We wandered about here and there and at sunset were on the other side of the mountain. We saw what we thought to be our first Spanish customs office. To our dismay we learned that it was the second one...
...and the police captain in charge declared us under arrest and obliged to return to the French border.
I asked as a favour that we could pass the night in a quiet place, and promised that we would go back the following morning.
My neck was seized by a big hand; I was turned around and commanded by a stocky man to order my party to follow us closely; we were to be accommodated overnight at a special police hotel.
We gathered to discuss how to avoid the dreaded return to the border. We knew that the border police were not only linked with the Nazis, but nearly all of them were informers and acting on Nazi orders. They all had the lists of people wanted by the Germans.
Sophie and I had a few gold coins with us. Sophie, based on the knowledge acquired from her literary upbringing, was sure that bribing the Spaniards with gold coins would make them more helpful.
In the hallway she heard a loud rattling from one of the rooms. She returned and asked me to look into this. I entered the room and found Professor Benjamin in a desolate state of mind and completely exhausted.
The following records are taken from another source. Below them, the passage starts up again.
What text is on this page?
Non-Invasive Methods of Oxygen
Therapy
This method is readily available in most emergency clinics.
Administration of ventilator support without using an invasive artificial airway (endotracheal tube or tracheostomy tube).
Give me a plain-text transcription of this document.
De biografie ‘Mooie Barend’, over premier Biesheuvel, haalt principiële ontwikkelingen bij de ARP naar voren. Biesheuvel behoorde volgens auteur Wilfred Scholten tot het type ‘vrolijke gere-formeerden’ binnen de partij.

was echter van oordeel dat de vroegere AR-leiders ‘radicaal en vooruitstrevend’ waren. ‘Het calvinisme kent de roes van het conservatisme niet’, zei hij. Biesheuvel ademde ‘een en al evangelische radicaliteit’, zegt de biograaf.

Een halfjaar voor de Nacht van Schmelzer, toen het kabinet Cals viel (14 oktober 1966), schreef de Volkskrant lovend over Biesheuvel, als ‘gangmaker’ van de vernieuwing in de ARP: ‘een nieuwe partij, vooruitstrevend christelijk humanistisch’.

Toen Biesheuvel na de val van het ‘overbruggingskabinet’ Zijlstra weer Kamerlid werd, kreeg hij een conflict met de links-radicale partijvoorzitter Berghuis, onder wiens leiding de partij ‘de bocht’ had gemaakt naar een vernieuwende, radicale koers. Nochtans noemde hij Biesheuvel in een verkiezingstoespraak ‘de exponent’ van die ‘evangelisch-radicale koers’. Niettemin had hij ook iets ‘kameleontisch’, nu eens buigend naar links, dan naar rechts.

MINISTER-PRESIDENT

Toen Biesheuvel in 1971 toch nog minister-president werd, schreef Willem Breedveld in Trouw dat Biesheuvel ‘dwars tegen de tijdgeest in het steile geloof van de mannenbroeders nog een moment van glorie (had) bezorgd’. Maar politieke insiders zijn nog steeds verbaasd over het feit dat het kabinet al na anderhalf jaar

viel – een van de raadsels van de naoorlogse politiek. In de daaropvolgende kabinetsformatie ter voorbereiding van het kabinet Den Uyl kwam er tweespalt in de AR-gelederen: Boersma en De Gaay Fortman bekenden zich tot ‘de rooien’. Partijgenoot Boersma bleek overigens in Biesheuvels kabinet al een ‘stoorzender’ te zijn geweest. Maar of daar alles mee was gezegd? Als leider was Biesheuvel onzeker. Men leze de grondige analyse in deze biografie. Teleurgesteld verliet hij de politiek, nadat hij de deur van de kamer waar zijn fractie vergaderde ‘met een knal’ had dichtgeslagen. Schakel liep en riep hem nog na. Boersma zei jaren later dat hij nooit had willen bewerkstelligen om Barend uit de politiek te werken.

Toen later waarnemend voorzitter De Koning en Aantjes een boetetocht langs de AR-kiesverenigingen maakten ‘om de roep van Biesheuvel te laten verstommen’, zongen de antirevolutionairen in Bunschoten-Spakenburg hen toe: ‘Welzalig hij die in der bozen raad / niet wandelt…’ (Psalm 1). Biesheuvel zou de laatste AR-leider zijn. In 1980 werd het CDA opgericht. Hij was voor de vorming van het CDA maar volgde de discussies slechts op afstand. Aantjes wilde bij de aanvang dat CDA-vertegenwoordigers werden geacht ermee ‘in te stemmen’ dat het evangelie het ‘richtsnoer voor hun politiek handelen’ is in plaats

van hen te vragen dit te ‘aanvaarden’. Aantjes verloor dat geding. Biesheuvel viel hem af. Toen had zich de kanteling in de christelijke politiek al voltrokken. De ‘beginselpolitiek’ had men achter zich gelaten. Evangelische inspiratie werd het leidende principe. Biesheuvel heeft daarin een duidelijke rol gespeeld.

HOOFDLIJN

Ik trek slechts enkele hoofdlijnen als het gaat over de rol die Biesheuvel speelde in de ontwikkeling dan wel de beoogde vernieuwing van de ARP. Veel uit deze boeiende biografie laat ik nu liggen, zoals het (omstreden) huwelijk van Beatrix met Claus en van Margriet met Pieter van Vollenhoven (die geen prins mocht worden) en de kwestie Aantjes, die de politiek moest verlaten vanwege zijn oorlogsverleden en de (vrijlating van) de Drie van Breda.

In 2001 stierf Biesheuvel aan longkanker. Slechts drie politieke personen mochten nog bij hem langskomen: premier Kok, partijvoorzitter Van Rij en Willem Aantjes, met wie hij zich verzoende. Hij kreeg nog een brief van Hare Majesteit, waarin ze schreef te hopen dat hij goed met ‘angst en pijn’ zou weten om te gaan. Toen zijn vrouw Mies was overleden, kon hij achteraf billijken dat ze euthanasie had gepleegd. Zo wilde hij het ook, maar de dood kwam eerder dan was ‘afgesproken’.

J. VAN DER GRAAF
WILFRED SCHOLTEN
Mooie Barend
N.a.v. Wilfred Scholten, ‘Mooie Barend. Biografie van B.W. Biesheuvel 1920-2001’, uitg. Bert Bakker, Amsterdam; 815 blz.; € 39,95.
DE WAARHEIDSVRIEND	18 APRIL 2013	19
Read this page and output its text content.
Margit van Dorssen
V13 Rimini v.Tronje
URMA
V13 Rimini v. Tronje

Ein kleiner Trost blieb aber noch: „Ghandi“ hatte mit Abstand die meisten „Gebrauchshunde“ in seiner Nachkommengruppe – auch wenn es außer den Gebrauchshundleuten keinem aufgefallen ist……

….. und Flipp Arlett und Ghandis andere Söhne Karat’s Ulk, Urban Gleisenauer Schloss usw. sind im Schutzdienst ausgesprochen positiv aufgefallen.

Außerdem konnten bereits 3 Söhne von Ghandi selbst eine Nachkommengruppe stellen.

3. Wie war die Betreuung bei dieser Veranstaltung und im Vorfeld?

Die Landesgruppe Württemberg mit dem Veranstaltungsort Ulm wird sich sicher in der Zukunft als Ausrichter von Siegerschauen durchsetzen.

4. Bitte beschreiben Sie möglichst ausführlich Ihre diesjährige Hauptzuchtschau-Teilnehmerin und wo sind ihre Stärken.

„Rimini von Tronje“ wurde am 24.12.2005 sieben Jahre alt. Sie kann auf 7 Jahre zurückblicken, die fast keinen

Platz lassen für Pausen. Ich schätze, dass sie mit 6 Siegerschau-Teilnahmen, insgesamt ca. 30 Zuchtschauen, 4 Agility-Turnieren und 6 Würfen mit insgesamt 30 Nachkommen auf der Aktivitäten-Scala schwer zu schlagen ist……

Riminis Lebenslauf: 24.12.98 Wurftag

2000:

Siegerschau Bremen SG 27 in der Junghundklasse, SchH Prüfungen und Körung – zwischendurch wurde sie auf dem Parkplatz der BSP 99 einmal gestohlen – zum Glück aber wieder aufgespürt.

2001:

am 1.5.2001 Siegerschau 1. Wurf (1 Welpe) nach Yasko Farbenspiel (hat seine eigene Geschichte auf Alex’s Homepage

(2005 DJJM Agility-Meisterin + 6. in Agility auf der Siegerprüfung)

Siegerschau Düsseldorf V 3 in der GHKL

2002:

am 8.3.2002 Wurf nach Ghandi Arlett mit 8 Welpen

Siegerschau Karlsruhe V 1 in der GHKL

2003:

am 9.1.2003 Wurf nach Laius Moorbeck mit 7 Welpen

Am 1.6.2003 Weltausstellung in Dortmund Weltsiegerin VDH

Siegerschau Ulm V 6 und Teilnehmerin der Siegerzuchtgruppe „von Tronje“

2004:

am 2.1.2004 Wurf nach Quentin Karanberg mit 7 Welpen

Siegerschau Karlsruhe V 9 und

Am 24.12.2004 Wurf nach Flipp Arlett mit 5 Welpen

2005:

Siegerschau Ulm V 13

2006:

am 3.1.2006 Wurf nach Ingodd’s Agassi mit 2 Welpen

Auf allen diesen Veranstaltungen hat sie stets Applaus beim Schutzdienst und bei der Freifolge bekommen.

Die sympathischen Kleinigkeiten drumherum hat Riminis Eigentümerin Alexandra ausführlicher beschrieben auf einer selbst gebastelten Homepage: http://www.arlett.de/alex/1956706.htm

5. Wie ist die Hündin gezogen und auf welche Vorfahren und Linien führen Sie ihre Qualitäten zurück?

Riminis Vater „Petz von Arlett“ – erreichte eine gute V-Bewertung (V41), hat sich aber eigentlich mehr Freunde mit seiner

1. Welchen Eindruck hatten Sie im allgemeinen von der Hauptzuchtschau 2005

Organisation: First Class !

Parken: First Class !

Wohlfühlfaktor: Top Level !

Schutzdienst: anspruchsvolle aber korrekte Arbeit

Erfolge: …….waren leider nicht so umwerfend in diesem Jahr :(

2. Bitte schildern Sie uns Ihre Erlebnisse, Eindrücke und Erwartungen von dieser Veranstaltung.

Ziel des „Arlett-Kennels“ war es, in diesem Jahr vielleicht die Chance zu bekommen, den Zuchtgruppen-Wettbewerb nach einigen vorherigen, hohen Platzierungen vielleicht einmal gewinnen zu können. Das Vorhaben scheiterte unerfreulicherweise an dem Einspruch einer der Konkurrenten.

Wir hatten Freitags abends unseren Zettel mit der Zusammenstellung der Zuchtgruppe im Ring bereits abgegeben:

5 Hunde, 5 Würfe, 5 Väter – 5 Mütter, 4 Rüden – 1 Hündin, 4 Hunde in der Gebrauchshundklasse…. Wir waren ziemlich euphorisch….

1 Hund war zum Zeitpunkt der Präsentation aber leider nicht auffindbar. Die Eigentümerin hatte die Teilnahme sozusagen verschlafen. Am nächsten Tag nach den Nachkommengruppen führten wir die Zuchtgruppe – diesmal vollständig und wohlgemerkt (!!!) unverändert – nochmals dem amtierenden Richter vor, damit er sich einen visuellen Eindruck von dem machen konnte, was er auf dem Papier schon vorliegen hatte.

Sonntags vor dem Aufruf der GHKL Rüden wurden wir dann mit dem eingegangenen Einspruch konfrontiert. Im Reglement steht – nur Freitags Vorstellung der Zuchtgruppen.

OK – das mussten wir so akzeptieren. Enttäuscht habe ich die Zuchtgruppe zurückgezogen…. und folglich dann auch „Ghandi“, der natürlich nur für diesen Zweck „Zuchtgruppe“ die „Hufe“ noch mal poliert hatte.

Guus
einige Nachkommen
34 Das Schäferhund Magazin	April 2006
He was lying half-naked in his bed, and had his big beautiful golden pocket watch open on a little board near him, observing the time constantly. He told me by no means was he willing to return to the border, or to move out of this hotel. When I remarked that there was no alternative, he declared that there was one for him.
He hinted that he had some very effective poisonous pills with him. I told him of our plan to bribe out way out with gold and implored him to abandon the idea of suicide, at least to await the result of Sophie’s dealings with the local authorities, about which he was very pessimistic.
I left him only when his lady companion came in and kept guard with him. I did not know him at all, and was thus unaware whether it was the right thing to do to hinder him from departing this life which he seemed to abhor. The next morning we heard that he had succeeded and was no more amongst us.